If we are what we eat, then most Americans are made of corn.
This was one of the central messages of the documentary King Corn, which KU Environs screened Monday night at Liberty Hall, 644 Massachusetts St. The documentary detailed ways corn is used and processed, the prevalence of corn in the American diet and the government subsidization of the corn industry.
“Even just watching that movie I think I learned a lot,” said Emily Katz, a sophomore from Overland Park. Katz was one of the 325 people who attended the movie screening. “Its crazy to think how much corn is in what you eat … I really think people should be more aware about this stuff and what they are putting in their body. ”
This was the kind of discussion KU Environs, a campus group that promotes awareness about environmental issues, hoped to prompt with the event.
“It introduces you to something you know so well, but in such a different way,” Kim Scherman, a junior from Eudora and KU Environs officer, said. “It is really amazing how much corn is in our lives. We are not trying to say anything bad or judge corn. We just want to promote discussion.”
Besides facilitating discussion, the event served as a fundraiser for Just Food, a local food bank that distributed food to more than 2,000 people in the Lawrence area last month. KU Environs asked for a $3 donation from movie-goers and promised to give 70 percent of the $1050 raised Monday night or $735 to Just Food.
The food pantry faced a large budget shortfall after the Stimulus payments, which provided the initial income to start the organization, expired in December.
According to Aaron Heckman chief operating officer for Eckan, the community action agency which oversees Just Food, the food bank had set a goal raising $100,000 in order to sustain services and keep the organization running.
With Just Food still needing to raise $43,000 to reach its goal, Just Food volunteer Terry Draskovich said the fundraiser was a welcome help.

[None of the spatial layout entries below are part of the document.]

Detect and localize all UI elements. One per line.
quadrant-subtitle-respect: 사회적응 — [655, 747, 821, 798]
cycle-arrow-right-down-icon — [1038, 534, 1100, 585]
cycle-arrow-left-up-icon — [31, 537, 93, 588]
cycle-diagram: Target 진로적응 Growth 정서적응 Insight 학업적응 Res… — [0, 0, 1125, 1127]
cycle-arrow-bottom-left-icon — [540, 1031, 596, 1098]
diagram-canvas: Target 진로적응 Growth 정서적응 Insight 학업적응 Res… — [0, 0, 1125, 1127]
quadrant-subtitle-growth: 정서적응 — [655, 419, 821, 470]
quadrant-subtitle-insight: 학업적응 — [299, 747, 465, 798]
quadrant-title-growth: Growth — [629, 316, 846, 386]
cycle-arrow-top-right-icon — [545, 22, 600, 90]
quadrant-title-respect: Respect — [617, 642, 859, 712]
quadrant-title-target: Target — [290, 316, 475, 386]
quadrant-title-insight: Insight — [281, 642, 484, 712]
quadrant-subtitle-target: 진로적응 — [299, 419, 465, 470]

“I am ecstatic,” Draskovich said. “I am so grateful. What else can I say? They called and asked if their fundraiser would help, and I said of course it would help.”
Movie goers Monday night not only had a chance to see a cheap movie and help out a food pantry, but to get a free burrito and win prizes donated by Lawrence businesses. Those attending the event received gift cards for free burritos from Chipotle. They could also enter a drawing to win prizes such as dinner for two at Free State Brewing Company, two $50 gift certificates to Tellers and four free yoga classes from Southwind Health Collective.
The other 30 percent of the money raised by the event went to Films For Action, a community group that co-sponsored and promoted the event. The group screens documentaries and operates a website to promote awareness on environmental, social and political issues.
“Well it’s an amazing film and we are always looking to partner with other groups willing to do film screenings” said Tim Hjersted project director for Films for Action.
Hjersted said that the Films for Action website Lawrence.filmsforaction.org features around 700 documentaries, which visitors can view for free.
After the documentary finished, Curt Ellis, one of the documentary creators, addressed the crowd via Skype. The crowd had a chance to ask Ellis questions about the film.
“Becoming a policy advocate, that’s what we wanted people to think about after seeing our film, ‘what are the polices that drive people to grow more corn?’,” said Ellis when answering the question of what he wanted people to learn from the film. “Government subsidies are the kind of things we reward through our tax dollars and they have a big influence on what we eat in America and what we farm.”